From Alien’s Ripley to Futurama’s Fry 

to Star Trek’s Khan,

SF loves the idea of “travelling” to the future (or at least leapfrogging the present) via a longer-than-usual nap. First broached in print in 1770 by Louis-Sébastien Mercier, stories of accidental hibernation

(examples: Charles Eric Maine’s 1960 pulp novel He Owned the World,  or the tales of Buck Rogers) were soon outpaced by the idea of deliberate science-induced sleep.  Entering hypersleep at the start of a galactic jaunt is a good second-best, if you don’t have warp drive.  
(But never trust someone named HAL to wake you up.)
          Farmer’s Dayworld series proposed that a future Earth might solve its overcrowding by making everybody sleep for six days out of seven.
          The popularity of Robert Ettinger’s 1964 book The Prospect of Immortality brought this concept into widespread discussion.
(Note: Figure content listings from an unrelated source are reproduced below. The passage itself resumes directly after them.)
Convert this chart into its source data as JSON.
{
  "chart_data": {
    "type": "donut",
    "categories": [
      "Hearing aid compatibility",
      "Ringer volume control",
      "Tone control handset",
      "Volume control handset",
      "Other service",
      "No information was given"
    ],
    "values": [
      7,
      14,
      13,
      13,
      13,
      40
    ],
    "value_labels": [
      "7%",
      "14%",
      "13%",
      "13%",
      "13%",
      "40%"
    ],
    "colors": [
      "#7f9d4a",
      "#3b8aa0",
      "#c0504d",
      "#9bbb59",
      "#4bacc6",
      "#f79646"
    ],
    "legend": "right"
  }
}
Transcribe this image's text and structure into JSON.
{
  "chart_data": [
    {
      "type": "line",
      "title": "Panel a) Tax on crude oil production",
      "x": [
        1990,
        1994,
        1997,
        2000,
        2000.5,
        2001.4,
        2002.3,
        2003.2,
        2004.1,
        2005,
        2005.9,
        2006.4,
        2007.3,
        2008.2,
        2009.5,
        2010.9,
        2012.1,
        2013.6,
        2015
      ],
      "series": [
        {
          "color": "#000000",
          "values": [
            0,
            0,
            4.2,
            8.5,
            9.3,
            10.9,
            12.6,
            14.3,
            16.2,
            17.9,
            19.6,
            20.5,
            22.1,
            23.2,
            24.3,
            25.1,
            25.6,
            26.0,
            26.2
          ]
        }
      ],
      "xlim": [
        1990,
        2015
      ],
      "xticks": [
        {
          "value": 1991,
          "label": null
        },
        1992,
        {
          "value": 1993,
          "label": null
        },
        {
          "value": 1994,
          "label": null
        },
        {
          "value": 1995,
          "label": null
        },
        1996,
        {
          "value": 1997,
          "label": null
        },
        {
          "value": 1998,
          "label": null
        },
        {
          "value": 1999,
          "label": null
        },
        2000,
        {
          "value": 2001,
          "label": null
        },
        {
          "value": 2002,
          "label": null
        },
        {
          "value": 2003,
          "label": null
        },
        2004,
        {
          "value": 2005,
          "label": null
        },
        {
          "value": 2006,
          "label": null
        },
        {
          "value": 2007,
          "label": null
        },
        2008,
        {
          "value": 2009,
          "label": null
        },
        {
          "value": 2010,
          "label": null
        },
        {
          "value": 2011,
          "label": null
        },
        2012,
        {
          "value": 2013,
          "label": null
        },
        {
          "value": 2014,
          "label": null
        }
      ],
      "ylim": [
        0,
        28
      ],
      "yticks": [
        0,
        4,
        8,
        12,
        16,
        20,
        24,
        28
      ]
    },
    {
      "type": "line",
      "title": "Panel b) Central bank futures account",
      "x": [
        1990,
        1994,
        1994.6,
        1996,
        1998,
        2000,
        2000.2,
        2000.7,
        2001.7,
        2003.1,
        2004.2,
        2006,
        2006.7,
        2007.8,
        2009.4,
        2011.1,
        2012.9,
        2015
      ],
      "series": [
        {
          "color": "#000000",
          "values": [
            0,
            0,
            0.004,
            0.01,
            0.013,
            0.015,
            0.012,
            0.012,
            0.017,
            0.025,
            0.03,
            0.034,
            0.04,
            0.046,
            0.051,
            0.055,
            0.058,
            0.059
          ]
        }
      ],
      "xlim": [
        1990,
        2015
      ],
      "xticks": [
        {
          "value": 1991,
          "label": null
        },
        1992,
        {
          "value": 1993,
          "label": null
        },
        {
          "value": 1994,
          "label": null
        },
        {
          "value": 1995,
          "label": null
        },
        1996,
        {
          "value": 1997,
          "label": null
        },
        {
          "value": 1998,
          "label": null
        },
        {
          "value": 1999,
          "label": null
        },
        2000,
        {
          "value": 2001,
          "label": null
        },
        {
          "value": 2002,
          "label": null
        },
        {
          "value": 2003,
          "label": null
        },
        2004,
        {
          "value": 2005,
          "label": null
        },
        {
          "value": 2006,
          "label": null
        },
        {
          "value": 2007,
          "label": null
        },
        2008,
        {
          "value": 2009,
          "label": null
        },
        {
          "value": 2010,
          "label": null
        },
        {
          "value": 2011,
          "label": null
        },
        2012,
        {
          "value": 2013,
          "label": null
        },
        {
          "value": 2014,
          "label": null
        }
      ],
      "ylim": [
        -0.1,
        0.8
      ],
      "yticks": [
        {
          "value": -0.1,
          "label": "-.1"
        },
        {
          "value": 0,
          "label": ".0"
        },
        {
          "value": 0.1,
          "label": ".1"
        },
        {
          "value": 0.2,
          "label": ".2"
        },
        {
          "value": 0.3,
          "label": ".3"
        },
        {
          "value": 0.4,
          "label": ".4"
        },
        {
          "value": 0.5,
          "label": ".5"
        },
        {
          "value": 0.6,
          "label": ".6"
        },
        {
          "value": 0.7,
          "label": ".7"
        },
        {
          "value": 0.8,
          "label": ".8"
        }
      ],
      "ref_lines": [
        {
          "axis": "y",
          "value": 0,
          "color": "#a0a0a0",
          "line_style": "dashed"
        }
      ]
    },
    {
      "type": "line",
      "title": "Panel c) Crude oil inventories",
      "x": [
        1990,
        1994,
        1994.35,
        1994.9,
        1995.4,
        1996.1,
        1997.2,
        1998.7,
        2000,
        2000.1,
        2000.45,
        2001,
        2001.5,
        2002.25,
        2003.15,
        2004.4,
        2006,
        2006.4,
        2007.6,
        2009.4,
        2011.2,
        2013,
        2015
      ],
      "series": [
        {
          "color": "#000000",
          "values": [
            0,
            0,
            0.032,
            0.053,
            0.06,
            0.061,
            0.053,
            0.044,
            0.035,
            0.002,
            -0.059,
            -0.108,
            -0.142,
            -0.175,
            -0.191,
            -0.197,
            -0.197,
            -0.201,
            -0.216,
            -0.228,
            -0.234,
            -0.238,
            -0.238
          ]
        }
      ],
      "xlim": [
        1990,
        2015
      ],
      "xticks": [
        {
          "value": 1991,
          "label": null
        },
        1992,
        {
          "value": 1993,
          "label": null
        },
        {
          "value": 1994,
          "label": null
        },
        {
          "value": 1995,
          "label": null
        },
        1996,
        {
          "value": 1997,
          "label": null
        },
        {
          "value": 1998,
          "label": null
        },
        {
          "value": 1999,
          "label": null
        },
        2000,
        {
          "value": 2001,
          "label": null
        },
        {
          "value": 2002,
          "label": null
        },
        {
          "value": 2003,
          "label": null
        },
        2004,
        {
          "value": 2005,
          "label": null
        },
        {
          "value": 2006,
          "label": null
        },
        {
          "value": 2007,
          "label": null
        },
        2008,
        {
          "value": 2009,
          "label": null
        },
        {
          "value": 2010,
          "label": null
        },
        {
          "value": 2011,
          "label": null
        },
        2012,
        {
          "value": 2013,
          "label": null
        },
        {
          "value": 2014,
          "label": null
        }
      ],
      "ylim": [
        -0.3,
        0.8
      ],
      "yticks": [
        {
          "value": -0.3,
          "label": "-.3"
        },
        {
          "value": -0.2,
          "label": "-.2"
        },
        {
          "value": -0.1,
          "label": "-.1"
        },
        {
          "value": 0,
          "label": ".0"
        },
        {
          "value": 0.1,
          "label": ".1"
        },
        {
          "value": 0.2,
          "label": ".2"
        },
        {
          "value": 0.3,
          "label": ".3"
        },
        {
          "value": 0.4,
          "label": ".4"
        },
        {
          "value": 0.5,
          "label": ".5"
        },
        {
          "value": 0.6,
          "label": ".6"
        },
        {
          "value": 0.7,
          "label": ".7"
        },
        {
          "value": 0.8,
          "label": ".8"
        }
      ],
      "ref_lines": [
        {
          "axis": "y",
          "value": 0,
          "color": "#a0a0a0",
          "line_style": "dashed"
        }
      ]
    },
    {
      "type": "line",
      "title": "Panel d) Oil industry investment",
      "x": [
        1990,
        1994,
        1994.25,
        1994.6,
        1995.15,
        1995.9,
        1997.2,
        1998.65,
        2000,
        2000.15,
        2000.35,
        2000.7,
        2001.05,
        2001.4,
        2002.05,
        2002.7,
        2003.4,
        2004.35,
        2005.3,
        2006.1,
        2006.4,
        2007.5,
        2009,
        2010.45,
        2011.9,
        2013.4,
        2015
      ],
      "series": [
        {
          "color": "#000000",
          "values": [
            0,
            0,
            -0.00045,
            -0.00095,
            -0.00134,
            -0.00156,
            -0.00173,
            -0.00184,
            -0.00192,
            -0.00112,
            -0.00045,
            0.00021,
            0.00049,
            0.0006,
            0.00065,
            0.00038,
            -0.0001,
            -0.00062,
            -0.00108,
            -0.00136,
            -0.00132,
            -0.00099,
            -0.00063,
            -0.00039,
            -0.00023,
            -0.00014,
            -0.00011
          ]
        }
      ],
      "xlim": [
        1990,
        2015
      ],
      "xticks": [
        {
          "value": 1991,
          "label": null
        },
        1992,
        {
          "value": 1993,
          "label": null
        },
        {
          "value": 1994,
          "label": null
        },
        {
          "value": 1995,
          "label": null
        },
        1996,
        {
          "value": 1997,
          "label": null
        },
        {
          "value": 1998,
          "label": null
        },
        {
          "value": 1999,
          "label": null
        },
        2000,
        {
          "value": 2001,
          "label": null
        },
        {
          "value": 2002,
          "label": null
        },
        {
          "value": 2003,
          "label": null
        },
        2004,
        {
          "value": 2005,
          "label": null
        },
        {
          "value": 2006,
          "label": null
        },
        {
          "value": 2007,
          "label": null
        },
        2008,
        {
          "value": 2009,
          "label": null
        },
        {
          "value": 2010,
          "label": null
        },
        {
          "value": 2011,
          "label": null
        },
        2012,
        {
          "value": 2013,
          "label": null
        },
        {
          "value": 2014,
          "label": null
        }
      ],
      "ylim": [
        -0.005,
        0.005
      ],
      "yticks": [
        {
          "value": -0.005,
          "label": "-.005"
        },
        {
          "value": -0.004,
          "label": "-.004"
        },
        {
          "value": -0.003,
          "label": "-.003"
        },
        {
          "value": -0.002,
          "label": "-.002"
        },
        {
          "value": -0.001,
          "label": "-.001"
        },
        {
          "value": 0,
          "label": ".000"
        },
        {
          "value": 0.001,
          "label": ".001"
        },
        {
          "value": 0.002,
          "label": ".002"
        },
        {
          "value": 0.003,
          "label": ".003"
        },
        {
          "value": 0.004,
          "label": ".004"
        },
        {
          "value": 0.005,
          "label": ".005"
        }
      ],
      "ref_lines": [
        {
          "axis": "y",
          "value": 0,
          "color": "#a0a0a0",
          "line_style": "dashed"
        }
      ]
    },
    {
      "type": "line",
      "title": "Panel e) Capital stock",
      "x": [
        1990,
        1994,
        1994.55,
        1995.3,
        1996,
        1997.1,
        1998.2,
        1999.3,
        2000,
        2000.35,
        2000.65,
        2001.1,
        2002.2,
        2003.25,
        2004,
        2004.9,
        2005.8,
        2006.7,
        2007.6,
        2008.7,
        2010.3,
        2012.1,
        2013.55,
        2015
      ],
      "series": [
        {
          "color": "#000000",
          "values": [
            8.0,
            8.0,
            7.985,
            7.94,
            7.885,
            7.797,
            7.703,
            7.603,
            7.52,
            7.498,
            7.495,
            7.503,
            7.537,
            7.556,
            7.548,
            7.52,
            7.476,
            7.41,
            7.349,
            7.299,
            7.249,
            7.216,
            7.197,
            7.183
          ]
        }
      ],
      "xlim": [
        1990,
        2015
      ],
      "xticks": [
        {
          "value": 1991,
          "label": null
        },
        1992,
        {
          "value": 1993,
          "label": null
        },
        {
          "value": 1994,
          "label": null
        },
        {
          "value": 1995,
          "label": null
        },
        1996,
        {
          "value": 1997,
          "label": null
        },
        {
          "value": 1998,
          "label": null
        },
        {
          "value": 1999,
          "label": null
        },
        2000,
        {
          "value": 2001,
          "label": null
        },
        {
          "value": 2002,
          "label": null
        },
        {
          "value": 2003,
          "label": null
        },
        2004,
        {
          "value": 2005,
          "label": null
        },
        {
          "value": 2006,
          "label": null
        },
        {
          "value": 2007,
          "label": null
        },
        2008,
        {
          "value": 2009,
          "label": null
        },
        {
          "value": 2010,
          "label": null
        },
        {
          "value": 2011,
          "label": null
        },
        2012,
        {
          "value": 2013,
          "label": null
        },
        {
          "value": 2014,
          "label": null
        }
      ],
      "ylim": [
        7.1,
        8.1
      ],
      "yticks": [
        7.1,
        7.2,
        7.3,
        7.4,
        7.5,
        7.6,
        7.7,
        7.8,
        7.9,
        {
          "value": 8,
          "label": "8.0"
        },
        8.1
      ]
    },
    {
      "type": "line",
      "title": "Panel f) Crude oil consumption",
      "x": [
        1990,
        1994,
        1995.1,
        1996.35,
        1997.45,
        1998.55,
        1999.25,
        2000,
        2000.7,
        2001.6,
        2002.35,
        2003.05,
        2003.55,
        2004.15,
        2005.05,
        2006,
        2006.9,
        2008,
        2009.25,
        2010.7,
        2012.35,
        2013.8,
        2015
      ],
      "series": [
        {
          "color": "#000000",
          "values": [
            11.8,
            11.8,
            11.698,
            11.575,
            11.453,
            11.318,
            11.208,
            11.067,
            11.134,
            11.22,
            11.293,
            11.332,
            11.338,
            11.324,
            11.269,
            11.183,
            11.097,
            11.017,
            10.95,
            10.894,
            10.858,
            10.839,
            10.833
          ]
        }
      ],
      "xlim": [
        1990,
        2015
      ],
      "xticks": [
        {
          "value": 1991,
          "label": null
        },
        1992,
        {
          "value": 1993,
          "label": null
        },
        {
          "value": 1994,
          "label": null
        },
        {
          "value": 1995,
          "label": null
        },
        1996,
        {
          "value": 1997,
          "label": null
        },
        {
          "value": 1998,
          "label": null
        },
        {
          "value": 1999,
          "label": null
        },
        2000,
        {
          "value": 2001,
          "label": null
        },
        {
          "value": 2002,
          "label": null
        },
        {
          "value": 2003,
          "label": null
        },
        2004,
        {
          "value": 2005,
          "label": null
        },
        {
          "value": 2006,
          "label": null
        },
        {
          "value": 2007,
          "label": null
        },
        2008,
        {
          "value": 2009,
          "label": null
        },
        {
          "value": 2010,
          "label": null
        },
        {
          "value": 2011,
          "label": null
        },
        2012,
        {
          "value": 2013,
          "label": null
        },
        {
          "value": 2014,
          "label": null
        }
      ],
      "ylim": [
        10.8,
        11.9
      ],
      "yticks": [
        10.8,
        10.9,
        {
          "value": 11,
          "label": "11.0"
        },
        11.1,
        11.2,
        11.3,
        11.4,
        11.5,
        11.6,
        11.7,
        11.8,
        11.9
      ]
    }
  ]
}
Present-day attempts to preserve life involve decapitation and “freezing” (aka cryonics), the old brain-in-a-jar trick. 
The Alcor Life Extension Foundation has “preserved” over 130 people, including game developer Hal Finney and baseball great Ted Williams (against his specific instructions).
          In the interests of accuracy, remember that “cryogenics” is the STUDY of deep-cold preservation of life; the APPLICATION of this knowledge is “cryonics.”  And, to be honest, the current “science” of cryogenics is a triumph of hope and lucre over realistic expectations.  There’s no known way to “unfreeze” someone safely; the process of freezing itself causes severe fractures in the brain, despite the use of cryoprotectants.

  That’s why, despite longstanding rumors (parodied by iCarly in 2009), Walt Disney is NOT frozen somewhere in a vault under the “Pirates of the Caribbean” ride.

***************
FTL           

If you want to get across the vast distances of galactic space in your own lifetime, you’ve got to conjecture either “jumping” via wormhole or teleportation (think Stargate) or some such; or by some version of a faster-than-light drive. 

In Star Trek, it’s called Warp Drive; the same general idea is called hyperdrive in the Star Wars universe.  If you’d rather use an Infinite Improbability Drive, you’ve got a lot of company.

          In 1994 theoretical physicist Miguel Alcubierre drew a lot of attention for his theory proposing a method for changing the geometry of space, by creating a wave that would cause the fabric of space ahead of a spacecraft to contract and the space behind it to expand.  Another typical depiction of traveling Faster Than Light is described as a figurative folding of space, like doubling a piece of paper and jumping from one edge to the next with a short hop.

          But regardless of the mechanism, what kind of power source could enable such a drastic remolding of space-time?  That’s usually where invention steps in, hypothesizing Dilithium crystals or harnessing a black hole.

          And don’t forget the dangerous possibilities involved in FTL travel, as expressed by A. H. Reginald Buller in the limerick “Relativity,” first published in 1923:
          There was a young lady named Bright
          Whose speed was far faster than light;
          She set out one day
          In a relative way
          And returned on the previous night.

Well, that's all for now.  The Super Blog is taking a month off, in preparation for the witching season.  We'll see you on Monday, October 2, for the beginning of ... Blog-o-Ween!